N+1 Queries

There is a lot of talk about ruby on rails and its performance, and how it doesn’t scale. Fact of the matter is rails does scale. There are many apps built using rails and are processing millions of request / day. Basecamp, Harvest, Shopify are some examples of large scale rails app that serve 100s of millions request / day so why do people still complain about its performance?

In this series of articles we take a look at some of the most common pitfalls that causes rails application to have these performance issues, and how to fix them. In this part we’re going to be talking mostly about N + 1 queries.

Database Queries

First of all we have to understand that an average request in a web application is very likely going to make on an average about 5 - 6 database queries. Thats considered a good request.

In a lot of cases 1 request could even be making 10 - 20 database queries. This means that web applications are usually I/O bound. Your going to mostly be waiting for the database to serve the queries. In a well written rails application making on average 5-6 requests for a GET request should be the goal. For a POST or a PUT even 10-20 is acceptable however not ideal. Remember less is always more in any form of computing.

Avoiding N+1 queries

I’ve come across many rails application during my teaching days and this seems to be a mistake people who are new to rails makes a lot.

What are N + 1 queries? Its basically when you load a bunch of objects from the database and then for each one of those objects you make 1 or more database query, let me explain with an example.

# your models

class Customer < ActiveRecor...
  has_one :address
  scope :active, -> { where(active: true) }
end

class Address < ActiveRecor...
  belongs_to :customer
end

 
# your controller

def index
  @customers = Customer.active
end
# your view

<% @customers.each do |c| %>
  <%= c.name %> # this is fine the object is already in memory from your controller
  <%= c.address %> # this one makes a query to the database
<% end %>

So as your outputting the address for each customer your going to make a query to the database, imagine loading up 100s of customers in your index and having to make 100s of queries to the database. Your really going to slow your application down.

Say hello to eager loading

To avoid N + 1 queries you can use a technique called eager loading to load the address of the customers at the same time the customers are being loaded from the database. So everything happens in 1 big query. How do you do this in rails?
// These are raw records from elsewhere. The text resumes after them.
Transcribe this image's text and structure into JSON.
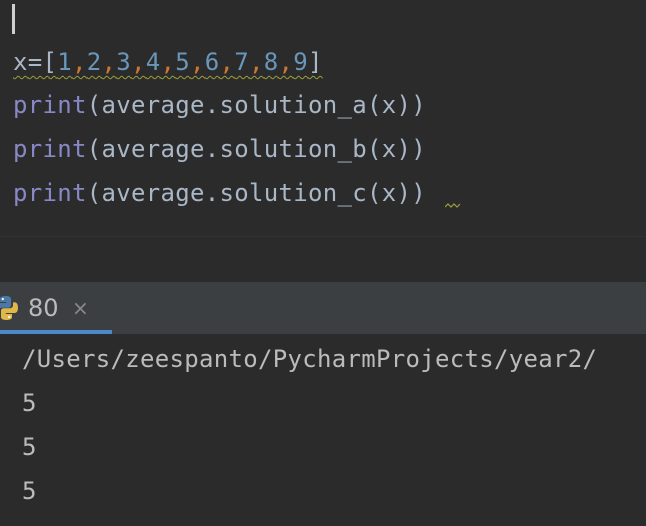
{
  "editor": {
    "lines": [
      {
        "var": "x",
        "op": "=[",
        "nums": [
          "1",
          "2",
          "3",
          "4",
          "5",
          "6",
          "7",
          "8",
          "9"
        ],
        "close": "]"
      },
      {
        "fn": "print",
        "open": "(",
        "call": "average.solution_a(x)",
        "close": ")"
      },
      {
        "fn": "print",
        "open": "(",
        "call": "average.solution_b(x)",
        "close": ")"
      },
      {
        "fn": "print",
        "open": "(",
        "call": "average.solution_c(x)",
        "close": ")"
      }
    ]
  },
  "run_panel": {
    "tab_label": "80",
    "tab_close_glyph": "×",
    "tab_icon": "python-icon"
  },
  "console": {
    "lines": [
      "/Users/zeespanto/PycharmProjects/year2/",
      "5",
      "5",
      "5"
    ]
  },
  "colors": {
    "background": "#2b2b2b",
    "panel_header": "#3c3f41",
    "keyword_print": "#8888c6",
    "number": "#6897bb",
    "comma": "#cc7832",
    "default_text": "#a9b7c6",
    "console_text": "#bbbbbb",
    "tab_underline": "#4a88c7"
  }
}
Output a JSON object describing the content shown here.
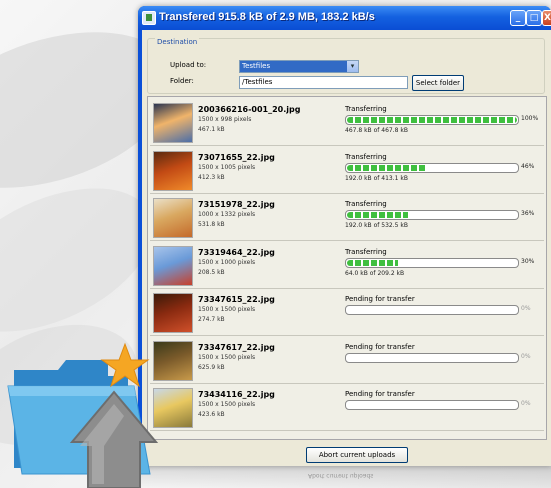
{
  "window": {
    "title": "Transfered 915.8 kB of 2.9 MB, 183.2 kB/s",
    "controls": {
      "minimize": "_",
      "maximize": "□",
      "close": "X"
    }
  },
  "destination": {
    "group_label": "Destination",
    "upload_to_label": "Upload to:",
    "upload_to_value": "Testfiles",
    "folder_label": "Folder:",
    "folder_value": "/Testfiles",
    "select_folder_label": "Select folder"
  },
  "files": [
    {
      "name": "200366216-001_20.jpg",
      "dimensions": "1500 x 998 pixels",
      "size": "467.1 kB",
      "status": "Transferring",
      "percent_label": "100%",
      "progress": 1.0,
      "bytes": "467.8 kB of 467.8 kB",
      "thumb": "mountain-sunset",
      "colors": [
        "#f0b46a",
        "#4b6ea8",
        "#2a3550"
      ]
    },
    {
      "name": "73071655_22.jpg",
      "dimensions": "1500 x 1005 pixels",
      "size": "412.3 kB",
      "status": "Transferring",
      "percent_label": "46%",
      "progress": 0.46,
      "bytes": "192.0 kB of 413.1 kB",
      "thumb": "autumn-leaves-orange",
      "colors": [
        "#c24a14",
        "#f08a2a",
        "#5a2a10"
      ]
    },
    {
      "name": "73151978_22.jpg",
      "dimensions": "1000 x 1332 pixels",
      "size": "531.8 kB",
      "status": "Transferring",
      "percent_label": "36%",
      "progress": 0.36,
      "bytes": "192.0 kB of 532.5 kB",
      "thumb": "autumn-tree",
      "colors": [
        "#d9a860",
        "#c46a2a",
        "#eae0c8"
      ]
    },
    {
      "name": "73319464_22.jpg",
      "dimensions": "1500 x 1000 pixels",
      "size": "208.5 kB",
      "status": "Transferring",
      "percent_label": "30%",
      "progress": 0.3,
      "bytes": "64.0 kB of 209.2 kB",
      "thumb": "red-leaves-sky",
      "colors": [
        "#6a9ad8",
        "#c8402a",
        "#a8c4ea"
      ]
    },
    {
      "name": "73347615_22.jpg",
      "dimensions": "1500 x 1500 pixels",
      "size": "274.7 kB",
      "status": "Pending for transfer",
      "percent_label": "0%",
      "progress": 0,
      "bytes": "",
      "thumb": "red-leaf-dark",
      "colors": [
        "#8a2a10",
        "#d0502a",
        "#3a1a08"
      ]
    },
    {
      "name": "73347617_22.jpg",
      "dimensions": "1500 x 1500 pixels",
      "size": "625.9 kB",
      "status": "Pending for transfer",
      "percent_label": "0%",
      "progress": 0,
      "bytes": "",
      "thumb": "forest-autumn",
      "colors": [
        "#7a5a2a",
        "#c89a4a",
        "#3a3a1a"
      ]
    },
    {
      "name": "73434116_22.jpg",
      "dimensions": "1500 x 1500 pixels",
      "size": "423.6 kB",
      "status": "Pending for transfer",
      "percent_label": "0%",
      "progress": 0,
      "bytes": "",
      "thumb": "yellow-trees",
      "colors": [
        "#e8c860",
        "#8a7a3a",
        "#c8d8e8"
      ]
    }
  ],
  "abort_label": "Abort current uploads",
  "reflection_text": "Abort current uploads",
  "colors": {
    "titlebar": "#0a4fd8",
    "client": "#ece9d8",
    "progress_fill": "#3fbf3f",
    "folder": "#5bb4e6",
    "star": "#f5a623",
    "arrow": "#8a8a8a"
  },
  "decor": {
    "folder_icon": "upload-folder-icon",
    "star_icon": "star-icon",
    "arrow_icon": "up-arrow-icon"
  }
}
Lets take a look

  @customers = Customer.active.includes(:address)

By using includes your telling ActiveRecord to load the address along with the customer, and ensuring everything happens in 1 query. You can reduce 100 queries into 1 - 2 queries using this technique. If you know your going to use the data from the address in one way or another you might as well just eager load it into memory for that particular request.

You can also do eager loading in your model, where you setup your relationships.

Check out this example

class Customer < ActiveRecor....
  has_many :orders, -> { includes(:items) }
end

class Order < ActiveRecor...
  has_many :items
end

class Items < ActiveRecor...
  belongs_to :order
  belongs_to :product
end

When you make a call to the orders of the customer for example

customer.orders

ActiveRecord is going to eager load all the items associated with the orders as well so you can avoid N + 1 this is good if you want to then do things like loop out each order and have a count of how many items each order has.
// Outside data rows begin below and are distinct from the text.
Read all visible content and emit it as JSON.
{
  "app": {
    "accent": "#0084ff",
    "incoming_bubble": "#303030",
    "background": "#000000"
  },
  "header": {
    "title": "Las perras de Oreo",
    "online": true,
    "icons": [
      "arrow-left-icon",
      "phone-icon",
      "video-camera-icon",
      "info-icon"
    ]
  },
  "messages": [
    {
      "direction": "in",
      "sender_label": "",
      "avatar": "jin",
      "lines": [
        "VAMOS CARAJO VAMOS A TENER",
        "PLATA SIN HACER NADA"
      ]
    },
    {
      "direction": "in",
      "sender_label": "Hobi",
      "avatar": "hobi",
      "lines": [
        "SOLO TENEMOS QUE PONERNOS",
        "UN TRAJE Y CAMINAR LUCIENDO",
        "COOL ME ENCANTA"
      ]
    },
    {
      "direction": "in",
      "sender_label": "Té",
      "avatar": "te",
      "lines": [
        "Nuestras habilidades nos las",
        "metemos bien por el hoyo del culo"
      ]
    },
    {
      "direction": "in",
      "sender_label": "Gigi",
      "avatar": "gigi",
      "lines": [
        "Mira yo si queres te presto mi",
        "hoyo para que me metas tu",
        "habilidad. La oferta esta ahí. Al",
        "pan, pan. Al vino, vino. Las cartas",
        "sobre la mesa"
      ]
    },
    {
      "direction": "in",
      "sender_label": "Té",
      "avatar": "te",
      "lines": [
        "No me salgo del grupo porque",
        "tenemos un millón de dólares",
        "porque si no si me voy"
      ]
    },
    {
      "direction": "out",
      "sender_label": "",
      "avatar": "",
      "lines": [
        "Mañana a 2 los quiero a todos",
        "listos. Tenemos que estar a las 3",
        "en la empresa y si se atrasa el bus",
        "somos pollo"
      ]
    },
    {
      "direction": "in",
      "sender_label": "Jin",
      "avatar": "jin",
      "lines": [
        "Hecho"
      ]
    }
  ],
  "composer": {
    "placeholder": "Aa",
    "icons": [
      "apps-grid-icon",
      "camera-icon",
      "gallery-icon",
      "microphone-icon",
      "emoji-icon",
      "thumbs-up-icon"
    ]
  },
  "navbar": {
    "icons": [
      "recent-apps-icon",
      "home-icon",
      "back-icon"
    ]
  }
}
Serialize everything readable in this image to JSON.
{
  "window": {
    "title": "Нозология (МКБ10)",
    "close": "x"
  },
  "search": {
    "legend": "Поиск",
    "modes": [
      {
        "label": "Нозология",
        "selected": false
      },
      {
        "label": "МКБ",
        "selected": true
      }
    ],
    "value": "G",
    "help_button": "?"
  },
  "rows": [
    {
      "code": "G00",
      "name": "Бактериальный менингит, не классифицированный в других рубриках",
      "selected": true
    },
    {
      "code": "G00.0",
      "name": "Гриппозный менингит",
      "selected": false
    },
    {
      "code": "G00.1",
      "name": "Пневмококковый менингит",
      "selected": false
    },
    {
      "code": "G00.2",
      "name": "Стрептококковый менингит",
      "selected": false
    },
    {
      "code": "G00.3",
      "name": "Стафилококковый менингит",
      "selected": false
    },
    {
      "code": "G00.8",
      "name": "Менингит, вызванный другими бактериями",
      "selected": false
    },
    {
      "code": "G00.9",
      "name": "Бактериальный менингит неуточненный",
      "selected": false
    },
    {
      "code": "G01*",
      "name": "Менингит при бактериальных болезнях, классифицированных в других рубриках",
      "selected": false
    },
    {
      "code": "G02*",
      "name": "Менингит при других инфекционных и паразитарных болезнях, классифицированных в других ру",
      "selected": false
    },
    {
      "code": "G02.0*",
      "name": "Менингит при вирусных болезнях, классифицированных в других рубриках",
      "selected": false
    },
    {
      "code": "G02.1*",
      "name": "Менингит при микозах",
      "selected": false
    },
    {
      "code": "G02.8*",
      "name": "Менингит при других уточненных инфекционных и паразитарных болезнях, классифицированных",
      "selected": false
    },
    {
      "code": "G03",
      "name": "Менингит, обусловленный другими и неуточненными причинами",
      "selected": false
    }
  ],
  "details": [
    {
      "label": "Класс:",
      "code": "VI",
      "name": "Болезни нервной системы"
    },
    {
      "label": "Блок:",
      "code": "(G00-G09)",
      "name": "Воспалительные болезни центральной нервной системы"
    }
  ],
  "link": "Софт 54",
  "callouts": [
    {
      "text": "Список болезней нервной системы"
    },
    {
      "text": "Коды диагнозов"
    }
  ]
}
<% customer.orders.each do |order| %>
  <%= order.number %> (<%= order.items.count %>)
<% end %>

If you ever feel your rails app is slow one of the first things you should look for are these N + 1 queries. How do you spot them? Simply look at your development logs you’ll see an exceptionally long list of database queries getting put out by rails.
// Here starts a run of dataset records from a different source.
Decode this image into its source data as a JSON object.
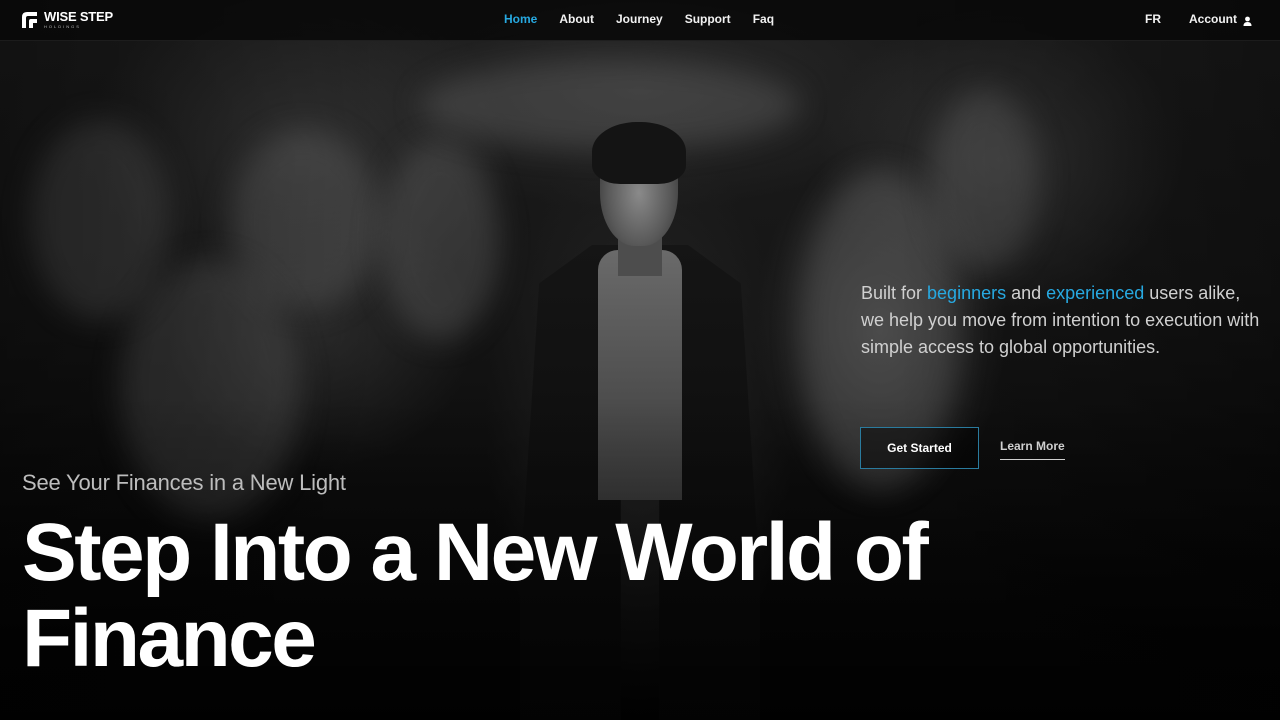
{
  "brand": {
    "name": "WISE STEP",
    "sub": "HOLDINGS"
  },
  "nav": {
    "items": [
      {
        "label": "Home",
        "active": true
      },
      {
        "label": "About",
        "active": false
      },
      {
        "label": "Journey",
        "active": false
      },
      {
        "label": "Support",
        "active": false
      },
      {
        "label": "Faq",
        "active": false
      }
    ],
    "lang": "FR",
    "account": "Account",
    "account_icon": "user-icon"
  },
  "intro": {
    "part1": "Built for ",
    "accent1": "beginners",
    "part2": " and ",
    "accent2": "experienced",
    "part3": " users alike, we help you move from intention to execution with simple access to global opportunities."
  },
  "actions": {
    "primary": "Get Started",
    "secondary": "Learn More"
  },
  "hero": {
    "eyebrow": "See Your Finances in a New Light",
    "headline": "Step Into a New World of Finance"
  },
  "colors": {
    "accent": "#27a9e1",
    "background": "#050505",
    "button_border": "#2a7b9e"
  }
}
Eager loading is one of those things that new comers to rails usually miss, because in a development environment there is 1 user making the request to the database, and everything is happening locally. If one user is making 100 request to the database on a dedicated hardware (computers you develop with are usually more powerful than production servers) its not going to make much of a difference. However imagine this issue in production, 500 users making N + 1 queries at the same time. You can imagine how the computing power and memory on production server getting saturated very quickly.